By Diana Goovaerts

Operators wrestle with 5G capital spend

A trio of operator CEOs confessed they are apprehensive about the capital outlay necessary to build 5G networks, given low return on investment from 4G, and revenue pressure from regulation and competition.

During yesterday’s opening keynote, Telstra chief Andrew Penn (pictured right) said return on capital investments for operators globally stands in the mid-single digits and continues to decline. He said operators need to tackle the following questions: “How do we make sure we’re not in the same position in another ten years? How do we make sure that when we’re talking about 6G we haven’t missed the opportunity with 5G?”

Similarly, Liberty Global CEO Mike Fries (pictured left) admitted most operators in Europe are “nervous” about the 5G expense and remain “uncertain about the business model”.

He added: “You’ve had ten straight years of declining mobile revenue in Europe with the biggest issue being price.

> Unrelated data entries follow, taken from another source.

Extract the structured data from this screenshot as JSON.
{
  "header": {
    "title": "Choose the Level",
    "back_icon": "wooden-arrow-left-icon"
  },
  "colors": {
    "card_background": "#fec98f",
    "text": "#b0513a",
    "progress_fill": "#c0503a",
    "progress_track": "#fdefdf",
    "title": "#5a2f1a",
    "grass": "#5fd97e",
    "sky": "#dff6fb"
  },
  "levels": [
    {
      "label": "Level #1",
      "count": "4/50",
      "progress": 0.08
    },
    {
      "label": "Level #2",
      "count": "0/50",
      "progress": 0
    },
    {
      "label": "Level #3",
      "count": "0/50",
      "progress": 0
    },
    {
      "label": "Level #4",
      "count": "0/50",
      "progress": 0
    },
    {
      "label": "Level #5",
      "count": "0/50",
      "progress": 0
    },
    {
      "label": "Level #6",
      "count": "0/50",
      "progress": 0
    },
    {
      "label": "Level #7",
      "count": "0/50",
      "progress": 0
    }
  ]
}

Consumers want more for less.”

Penn added operators will likely need to rethink their commercial strategy, including how they package and price products for customers. “I fear if we don’t do that we will end up in a situation where we, ultimately, are just providing the carriage and the margins get reduced down to that level.”

Beyond the consumer market, Fries and Penn pointed to enterprise and industry as important opportunities for operators to generate revenue through the deployment of technologies including automation and robotics.

4G runway

Hatem Dowidar (pictured centre), CEO of Etisalat International, explained different markets have different needs, noting operators in many emerging markets have only just finished rolling out 4G. There, he said, the focus is on generating return from 4G investments before jumping ahead into 5G.

“We need still to be a bit sane about utilising 4G more, getting more out of it, getting more connectivity to the unconnected while still doing 5G.”

Dowidar added getting the right services to the right populations is critical. “It’s very important to think about what the customers need. It doesn’t help a customer to provide a technology that the handset today will cost them two years of income to buy,” he said.